Higher consumption of unsaturated fats is associated with longer life, according to Harvard T.H. Chan School of Public Health study, the clearest and most detailed study on how fats affect health to date. The researchers say replacing saturated fats with unsaturated fats greatly decreases the negative consequences caused by the former.
As reported by the study published on July 5 in the JAMA Internal Medicine, unsaturated fats like olive oil, canola oil and soybean oil should take the place of butter and lard to benefit from their decreased mortality benefit. Overall, the findings echo the 2015-2020 Dietary Guidelines for Americans, which recommended that people should be more concerned about the types of fat they eat rather than the amount.
The study involved studying the diet, health and lifestyle of 126,233 participants for 32 years. Up to 33,304 participants have died when the researchers followed up on them.
The team found that trans fats caused the worst effect on people’s health. Each two percent consumption of this was linked with a 16 percent increase of premature death.
Saturated fats also negatively affected the participants. Every five percent intake increase of saturated fats resulted to an eight percent higher chance of death.
However, there was a lower mortality risk associated with high intake of unsaturated fats, which include polyunsaturated and monounsaturated. The researchers say that unsaturated fats consumption led to an 11 percent to 19 percent lower mortality. They cite omega-6 in plant oils and omega-3 fatty acids in soy, fish and canola oils as polyunsaturated fats.

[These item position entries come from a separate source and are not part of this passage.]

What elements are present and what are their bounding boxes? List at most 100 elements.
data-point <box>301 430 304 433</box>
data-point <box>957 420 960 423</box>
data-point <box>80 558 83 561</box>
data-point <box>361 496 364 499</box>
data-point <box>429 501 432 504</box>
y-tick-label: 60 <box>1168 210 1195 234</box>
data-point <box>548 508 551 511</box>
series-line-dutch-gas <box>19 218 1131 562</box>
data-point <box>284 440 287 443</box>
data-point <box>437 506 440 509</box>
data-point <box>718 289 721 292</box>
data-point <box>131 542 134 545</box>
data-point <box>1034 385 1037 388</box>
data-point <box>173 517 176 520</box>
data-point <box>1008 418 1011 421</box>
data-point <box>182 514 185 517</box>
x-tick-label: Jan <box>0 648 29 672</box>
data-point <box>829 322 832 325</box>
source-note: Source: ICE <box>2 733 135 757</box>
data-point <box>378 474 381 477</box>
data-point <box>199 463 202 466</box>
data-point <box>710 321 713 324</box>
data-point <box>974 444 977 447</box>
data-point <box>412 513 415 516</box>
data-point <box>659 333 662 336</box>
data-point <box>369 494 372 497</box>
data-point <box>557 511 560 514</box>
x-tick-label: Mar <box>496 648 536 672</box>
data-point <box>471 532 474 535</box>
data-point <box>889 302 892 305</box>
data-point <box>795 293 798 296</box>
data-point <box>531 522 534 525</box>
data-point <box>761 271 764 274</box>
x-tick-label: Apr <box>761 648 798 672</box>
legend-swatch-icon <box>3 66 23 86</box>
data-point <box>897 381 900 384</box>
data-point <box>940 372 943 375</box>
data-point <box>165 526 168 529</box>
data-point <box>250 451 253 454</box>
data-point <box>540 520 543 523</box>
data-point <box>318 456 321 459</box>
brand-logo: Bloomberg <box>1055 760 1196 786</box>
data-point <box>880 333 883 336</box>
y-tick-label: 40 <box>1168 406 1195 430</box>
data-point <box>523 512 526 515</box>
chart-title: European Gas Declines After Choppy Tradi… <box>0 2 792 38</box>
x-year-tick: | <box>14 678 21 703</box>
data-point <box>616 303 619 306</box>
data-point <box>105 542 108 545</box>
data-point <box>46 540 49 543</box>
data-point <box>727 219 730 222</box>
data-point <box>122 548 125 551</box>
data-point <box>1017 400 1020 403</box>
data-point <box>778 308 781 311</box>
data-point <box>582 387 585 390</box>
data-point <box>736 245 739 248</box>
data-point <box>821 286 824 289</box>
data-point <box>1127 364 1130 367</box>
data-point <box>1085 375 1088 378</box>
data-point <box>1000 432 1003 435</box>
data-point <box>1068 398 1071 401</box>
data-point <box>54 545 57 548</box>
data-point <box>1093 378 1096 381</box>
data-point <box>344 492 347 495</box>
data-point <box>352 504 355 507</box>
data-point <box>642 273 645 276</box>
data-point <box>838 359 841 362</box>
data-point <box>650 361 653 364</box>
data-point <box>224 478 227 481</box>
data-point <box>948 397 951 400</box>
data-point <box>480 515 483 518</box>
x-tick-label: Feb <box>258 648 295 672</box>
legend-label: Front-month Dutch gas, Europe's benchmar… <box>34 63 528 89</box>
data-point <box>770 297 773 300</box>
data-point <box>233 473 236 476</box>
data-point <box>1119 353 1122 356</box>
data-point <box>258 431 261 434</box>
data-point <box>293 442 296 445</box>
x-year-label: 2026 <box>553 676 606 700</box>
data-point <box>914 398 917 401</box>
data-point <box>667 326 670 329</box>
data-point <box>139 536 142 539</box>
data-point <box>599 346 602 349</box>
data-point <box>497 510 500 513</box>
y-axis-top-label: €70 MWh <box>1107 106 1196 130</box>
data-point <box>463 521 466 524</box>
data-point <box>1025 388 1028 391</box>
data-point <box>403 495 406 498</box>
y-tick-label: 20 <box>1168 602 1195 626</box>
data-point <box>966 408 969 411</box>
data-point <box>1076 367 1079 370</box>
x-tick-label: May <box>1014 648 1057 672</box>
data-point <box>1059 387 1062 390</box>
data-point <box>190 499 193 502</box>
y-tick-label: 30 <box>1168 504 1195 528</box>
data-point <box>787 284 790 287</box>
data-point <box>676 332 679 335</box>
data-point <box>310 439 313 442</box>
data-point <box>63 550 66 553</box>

However, when people who used to consume saturated fats switched to unsaturated fats, their mortality risk also decreased. Other studies have also found that unsaturated fats reduce one’s risk of developing cardiovascular disease, cancer, neurodegenerative disease and respiratory disease.
Participants who switched from saturated fats with carbohydrates experienced a lower mortality risk compared to those who switched to unsaturated fats. The researchers explain that this was expected since carbohydrates is known to have a similar effect to health as saturated fats.

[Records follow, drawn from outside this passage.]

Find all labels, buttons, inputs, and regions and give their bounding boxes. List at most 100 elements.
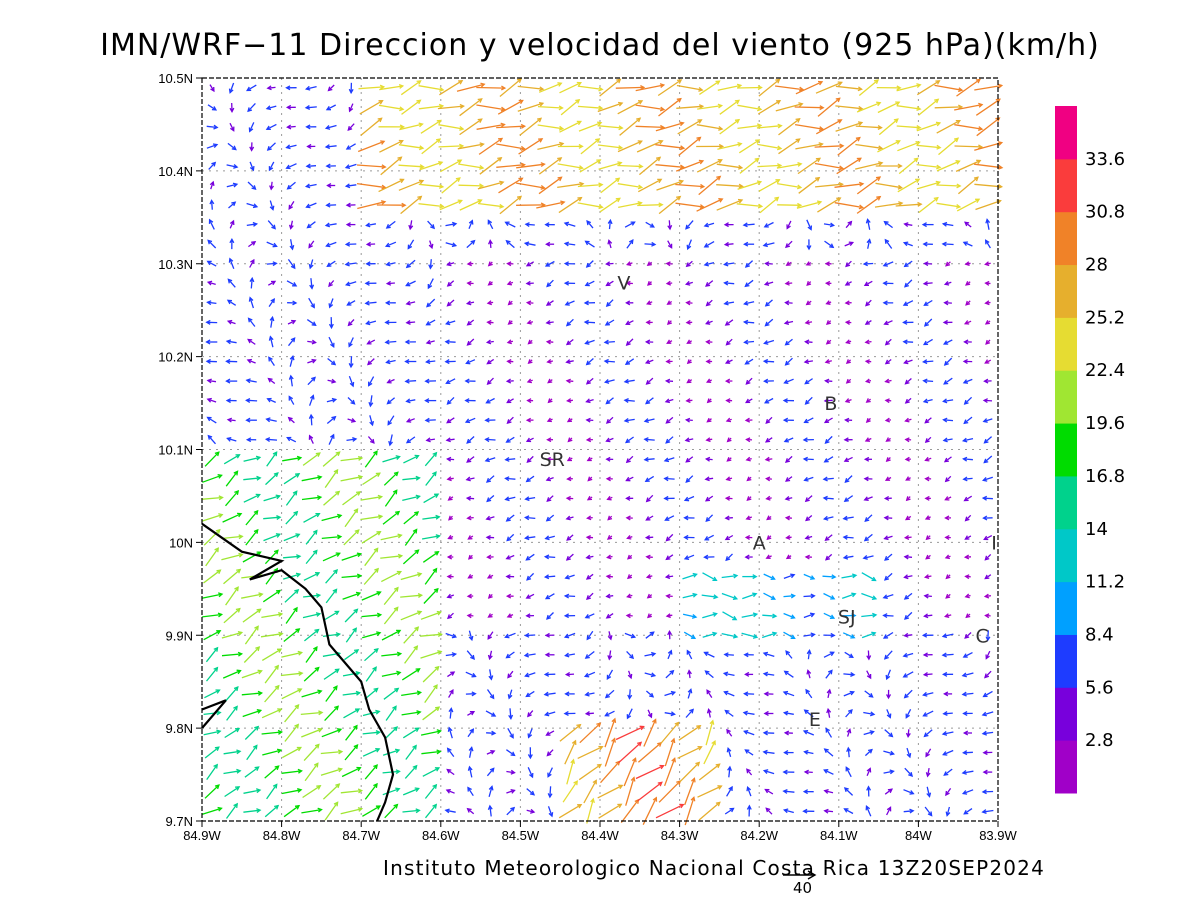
wind-arrow-shaft: [645, 631, 655, 639]
wind-arrow: [961, 769, 974, 775]
wind-arrow-head: [923, 613, 929, 619]
lon-tick-label: 84.1W: [820, 828, 858, 843]
wind-arrow-head: [485, 399, 491, 404]
wind-arrow: [566, 398, 573, 404]
wind-arrow-shaft: [285, 607, 298, 624]
wind-arrow-head: [585, 554, 591, 560]
wind-arrow-shaft: [824, 769, 834, 775]
wind-arrow-head: [922, 398, 929, 404]
wind-arrow-head: [577, 804, 583, 809]
wind-arrow: [308, 434, 314, 444]
wind-arrow-head: [882, 262, 888, 267]
wind-arrow-shaft: [806, 219, 812, 230]
wind-arrow: [982, 690, 993, 698]
wind-arrow: [945, 574, 951, 580]
wind-arrow-head: [563, 221, 570, 227]
wind-arrow-shaft: [381, 629, 401, 641]
wind-arrow-head: [505, 239, 511, 245]
wind-arrow-head: [984, 280, 990, 286]
wind-arrow-head: [365, 320, 371, 326]
wind-arrow-shaft: [644, 458, 655, 461]
coastline-segment: [201, 522, 395, 822]
wind-arrow-shaft: [326, 241, 337, 247]
wind-arrow: [345, 222, 356, 228]
wind-arrow-shaft: [725, 243, 734, 246]
wind-arrow: [364, 782, 378, 800]
wind-arrow: [604, 717, 617, 748]
wind-arrow-shaft: [697, 104, 722, 110]
wind-arrow-shaft: [422, 551, 439, 563]
wind-arrow-shaft: [402, 495, 420, 502]
wind-arrow-head: [564, 691, 570, 697]
wind-arrow-head: [704, 456, 711, 462]
wind-arrow-head: [337, 513, 343, 519]
wind-arrow: [644, 672, 657, 678]
wind-arrow-head: [697, 119, 703, 124]
wind-arrow-head: [206, 260, 212, 266]
wind-arrow-head: [944, 477, 950, 483]
wind-arrow: [344, 261, 357, 267]
wind-arrow-head: [864, 517, 870, 523]
wind-arrow-head: [724, 359, 731, 364]
wind-arrow-head: [762, 651, 769, 657]
wind-arrow-shaft: [583, 780, 597, 804]
wind-arrow-head: [650, 672, 657, 678]
wind-arrow: [246, 744, 258, 761]
wind-arrow-head: [288, 374, 294, 380]
wind-arrow-shaft: [675, 160, 704, 172]
wind-arrow: [580, 138, 601, 155]
wind-arrow-head: [611, 737, 616, 743]
wind-arrow: [626, 238, 634, 249]
wind-arrow-head: [377, 514, 384, 520]
wind-arrow: [424, 783, 438, 799]
wind-arrow: [265, 105, 277, 111]
wind-arrow-head: [436, 749, 442, 755]
wind-arrow: [824, 553, 833, 561]
wind-arrow: [385, 705, 397, 721]
wind-arrow-shaft: [682, 613, 697, 618]
wind-arrow-shaft: [366, 320, 377, 325]
wind-arrow-head: [479, 183, 485, 189]
wind-arrow: [667, 220, 673, 231]
wind-arrow-head: [547, 772, 552, 778]
wind-arrow-head: [434, 767, 441, 772]
wind-arrow: [626, 708, 633, 720]
wind-arrow-head: [942, 319, 948, 325]
wind-arrow: [943, 691, 953, 697]
wind-arrow: [527, 728, 533, 739]
wind-arrow-shaft: [445, 809, 456, 813]
wind-arrow-shaft: [566, 759, 575, 785]
wind-arrow-head: [884, 417, 891, 423]
wind-arrow-head: [659, 106, 666, 112]
wind-arrow-head: [451, 633, 458, 639]
wind-arrow: [956, 198, 981, 212]
wind-arrow: [547, 806, 554, 818]
wind-arrow: [361, 530, 382, 544]
wind-arrow: [383, 586, 399, 606]
wind-arrow: [225, 686, 239, 702]
wind-arrow-shaft: [204, 451, 220, 467]
wind-arrow: [466, 239, 476, 249]
wind-arrow-shaft: [764, 360, 775, 363]
wind-arrow-head: [487, 804, 493, 810]
wind-arrow-head: [823, 748, 829, 754]
wind-arrow: [488, 785, 494, 797]
wind-arrow: [882, 280, 894, 286]
wind-arrow-head: [665, 438, 671, 444]
wind-arrow-head: [225, 339, 232, 345]
wind-arrow: [902, 652, 914, 658]
wind-arrow-shaft: [241, 692, 262, 696]
wind-arrow-head: [961, 691, 967, 697]
wind-arrow: [737, 104, 763, 112]
wind-arrow-head: [444, 339, 450, 345]
wind-arrow-head: [289, 245, 295, 251]
wind-arrow-head: [683, 496, 690, 502]
wind-arrow: [209, 84, 215, 93]
wind-arrow-head: [965, 300, 971, 306]
wind-arrow: [364, 647, 379, 662]
wind-arrow-head: [982, 476, 988, 482]
wind-arrow-head: [226, 299, 233, 305]
wind-arrow: [843, 787, 854, 796]
wind-arrow-shaft: [489, 805, 492, 817]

“Our study shows the importance of eliminating trans fat and replacing saturated fat with unsaturated fats, including both omega-6 and omega-3 polyunsaturated fatty acids. In practice, this can be achieved by replacing animal fats with a variety of liquid vegetable oils,” concludes Harvard Medical School’s Frank Hu, the study’s senior author who is also a professor of nutrition and epidemiology at Harvard Chan School.